The John Batchelor Show

VIDEO: The Policing New York Needs

February 16, 2015

Thursday  12 February 2015  / Hour 1, Block B:  Edward Hayes, Esq. criminal defense attorney par excellence, in re:   At the end of the movie Goodfellas, Mary Kissel on a plane sees Eddie Hayes as the lawyer. / Broken windows and DeBlasio's/Mark-Viverito's tale of 2 cities: does tolerating disorder in public spaces create a safer city? The broken windows theory of policing:  If you can control pubic order, you can reduce crime.
 In the words of New York City's City Council speaker, Melissa Mark-Viverito:  Turnstile jumping,” she said, pointing to a signature Bratton priority, “to me is something minor, and I don’t think a young person’s life should be derailed because of it. This particularly impacts young men of color and their communities.
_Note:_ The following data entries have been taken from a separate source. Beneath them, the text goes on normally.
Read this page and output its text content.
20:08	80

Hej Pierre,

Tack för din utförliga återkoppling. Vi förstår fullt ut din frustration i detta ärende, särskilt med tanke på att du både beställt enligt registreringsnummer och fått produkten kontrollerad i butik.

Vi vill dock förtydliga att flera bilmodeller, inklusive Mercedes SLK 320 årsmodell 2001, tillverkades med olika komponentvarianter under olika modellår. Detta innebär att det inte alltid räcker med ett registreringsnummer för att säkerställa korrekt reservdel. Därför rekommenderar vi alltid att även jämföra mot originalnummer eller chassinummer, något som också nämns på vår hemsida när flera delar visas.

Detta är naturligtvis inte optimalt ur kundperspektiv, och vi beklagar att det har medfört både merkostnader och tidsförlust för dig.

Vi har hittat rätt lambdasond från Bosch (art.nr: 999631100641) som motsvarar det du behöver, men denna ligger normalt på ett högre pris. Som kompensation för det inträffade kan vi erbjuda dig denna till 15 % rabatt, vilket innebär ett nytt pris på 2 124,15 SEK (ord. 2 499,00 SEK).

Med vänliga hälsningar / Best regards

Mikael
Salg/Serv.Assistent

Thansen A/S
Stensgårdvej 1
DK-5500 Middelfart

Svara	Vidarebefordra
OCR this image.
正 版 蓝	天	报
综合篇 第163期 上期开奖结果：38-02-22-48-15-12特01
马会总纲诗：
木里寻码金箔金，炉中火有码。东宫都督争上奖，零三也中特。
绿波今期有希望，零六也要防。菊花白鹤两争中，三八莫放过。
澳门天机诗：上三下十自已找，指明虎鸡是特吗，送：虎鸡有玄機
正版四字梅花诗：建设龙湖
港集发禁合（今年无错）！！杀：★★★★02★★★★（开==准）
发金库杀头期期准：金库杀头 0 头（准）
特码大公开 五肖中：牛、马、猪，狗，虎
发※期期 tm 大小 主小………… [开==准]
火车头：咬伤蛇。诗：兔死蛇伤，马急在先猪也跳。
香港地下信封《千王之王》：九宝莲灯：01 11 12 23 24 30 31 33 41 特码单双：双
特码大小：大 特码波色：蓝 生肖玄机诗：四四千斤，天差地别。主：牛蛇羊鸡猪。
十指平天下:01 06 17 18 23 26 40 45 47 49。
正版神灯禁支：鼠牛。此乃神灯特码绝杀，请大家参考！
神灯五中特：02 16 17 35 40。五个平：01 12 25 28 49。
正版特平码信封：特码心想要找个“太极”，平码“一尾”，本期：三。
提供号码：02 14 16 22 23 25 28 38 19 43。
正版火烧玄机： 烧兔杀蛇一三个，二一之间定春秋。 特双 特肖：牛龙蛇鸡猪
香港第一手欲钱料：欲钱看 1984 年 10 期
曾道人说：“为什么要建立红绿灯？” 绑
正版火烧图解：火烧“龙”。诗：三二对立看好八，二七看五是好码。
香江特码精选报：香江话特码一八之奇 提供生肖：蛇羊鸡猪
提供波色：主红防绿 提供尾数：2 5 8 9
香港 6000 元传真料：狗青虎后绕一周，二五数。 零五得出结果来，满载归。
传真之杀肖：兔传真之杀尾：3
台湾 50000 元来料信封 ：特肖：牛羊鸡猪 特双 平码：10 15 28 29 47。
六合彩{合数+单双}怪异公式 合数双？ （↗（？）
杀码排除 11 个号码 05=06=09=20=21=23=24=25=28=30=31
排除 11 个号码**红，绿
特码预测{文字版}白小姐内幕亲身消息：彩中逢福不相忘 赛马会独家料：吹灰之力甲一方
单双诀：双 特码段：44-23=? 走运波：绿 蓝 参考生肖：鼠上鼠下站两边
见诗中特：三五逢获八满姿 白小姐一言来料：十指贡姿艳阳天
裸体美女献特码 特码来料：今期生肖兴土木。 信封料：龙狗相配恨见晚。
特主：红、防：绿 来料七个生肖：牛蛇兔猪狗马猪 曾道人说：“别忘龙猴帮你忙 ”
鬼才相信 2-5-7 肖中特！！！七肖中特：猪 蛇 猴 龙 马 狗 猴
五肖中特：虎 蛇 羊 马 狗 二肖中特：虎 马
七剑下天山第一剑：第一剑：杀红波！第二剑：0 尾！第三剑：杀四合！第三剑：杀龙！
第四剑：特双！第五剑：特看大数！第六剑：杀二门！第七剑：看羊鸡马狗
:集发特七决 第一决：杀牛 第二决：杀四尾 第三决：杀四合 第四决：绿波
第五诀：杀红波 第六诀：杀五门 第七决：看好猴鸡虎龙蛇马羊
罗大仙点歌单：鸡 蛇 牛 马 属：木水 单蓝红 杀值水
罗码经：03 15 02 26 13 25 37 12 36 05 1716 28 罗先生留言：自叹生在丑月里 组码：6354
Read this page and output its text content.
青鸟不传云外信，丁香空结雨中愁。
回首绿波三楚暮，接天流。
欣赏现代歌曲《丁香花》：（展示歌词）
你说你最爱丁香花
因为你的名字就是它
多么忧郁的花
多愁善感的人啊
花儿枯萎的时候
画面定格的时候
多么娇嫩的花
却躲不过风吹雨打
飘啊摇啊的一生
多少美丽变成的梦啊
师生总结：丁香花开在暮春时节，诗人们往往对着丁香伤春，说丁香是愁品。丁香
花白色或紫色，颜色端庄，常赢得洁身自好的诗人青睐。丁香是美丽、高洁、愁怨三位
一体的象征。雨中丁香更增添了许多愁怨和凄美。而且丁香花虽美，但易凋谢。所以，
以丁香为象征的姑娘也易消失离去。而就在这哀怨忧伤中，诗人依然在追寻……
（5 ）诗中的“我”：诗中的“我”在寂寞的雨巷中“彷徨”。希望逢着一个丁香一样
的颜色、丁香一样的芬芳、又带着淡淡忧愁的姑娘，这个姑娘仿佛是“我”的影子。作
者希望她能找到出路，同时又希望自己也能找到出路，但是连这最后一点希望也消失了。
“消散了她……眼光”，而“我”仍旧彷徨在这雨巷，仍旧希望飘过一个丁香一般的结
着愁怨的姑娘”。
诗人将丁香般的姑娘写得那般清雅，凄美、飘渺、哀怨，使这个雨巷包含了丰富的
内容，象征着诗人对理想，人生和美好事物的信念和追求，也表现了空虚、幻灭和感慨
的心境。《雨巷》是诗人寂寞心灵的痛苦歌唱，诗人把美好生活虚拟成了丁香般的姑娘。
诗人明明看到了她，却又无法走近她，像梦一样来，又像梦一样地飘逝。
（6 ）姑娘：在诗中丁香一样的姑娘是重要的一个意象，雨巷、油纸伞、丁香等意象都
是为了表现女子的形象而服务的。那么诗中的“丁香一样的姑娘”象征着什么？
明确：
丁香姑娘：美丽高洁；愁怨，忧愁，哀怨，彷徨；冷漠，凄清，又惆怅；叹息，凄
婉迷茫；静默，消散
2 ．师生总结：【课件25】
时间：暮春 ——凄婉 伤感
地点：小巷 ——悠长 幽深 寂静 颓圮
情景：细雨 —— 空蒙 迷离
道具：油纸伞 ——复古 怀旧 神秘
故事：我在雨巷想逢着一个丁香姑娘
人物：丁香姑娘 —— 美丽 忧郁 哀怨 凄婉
It’s a systematic issue when it seems to be impacting one part of the community more than others.”

The policing New York needs  It sounds simple: cops need to go where the crime is, but without needlessly putting some kinds of people in jail or shooting innocent ones in stairwells.  Wednesday morning, 27-year-old officer Peter Liang left his house in Bensonhurst and drove to downtown Brooklyn to first turn himself in, and then plead not guilty to manslaughter, official misconduct and other charges for killing a 28-year-old man who’d committed no crime.

In November, Liang and partner Shaun Landau had been in East New York’s Pink Houses on a vertical patrol — going to the roof of a housing project and then walking down the stairs and out the lobby — intended to ensure a building’s common spaces are safe for residents.

When they entered the stairwell, the light on the eighth-floor landing was out and Liang drew his gun. Akai Gurley and girlfriend Melissa Butler, in the hall one flight below, got tired of waiting for a slow elevator. They opened the stairwell door to walk down.

Liang’s gun went off, and a bullet ricocheted off a wall and struck Gurley in the chest. With no idea who’d shot, the couple sprinted down the stairs. The officers ran into the hall, where — horrifically — they talked for minutes about whether or not to call in the shooting. When they finally went down the stairs, they offered no care to the man they’d shot as he lay dying.


If that account of Liang’s actions, as conveyed by Brooklyn District Attorney Ken Thompson, holds up, the actions of the young cop — with just 18 months on the job — are morally indefensible.

They are certainly exceptional. But with record-low crime and Mayor de Blasio having declared victory in his clash with police union leaders last year, the lingering question remains: How much policing — and what sort of it — does the city need?

The tension is that cops need to be where major crimes happen, so they rightly cluster in the neighborhoods where violence is highest, and hope lowest. That’s why they’re in the buildings where roofs leak, stairwells are dark and elevators fail, the ones the federal government gave up on long ago.

It’s a point that cops and their critics actually agree on, that policing can’t be separated from broader social conditions. That cops aren’t why New York City has one of America’s most segregated school systems and, by some measures, the most segregated housing of any big city. They’re not why the ladder of opportunity here has had half of the rungs sawed off.

To the contrary, many of the remaining rungs are there because of the incredible drop in crime over the last quarter century.

But with crime down, the damage that sometimes results from those interactions between cops and citizens has driven a much larger share of the conversation about policing.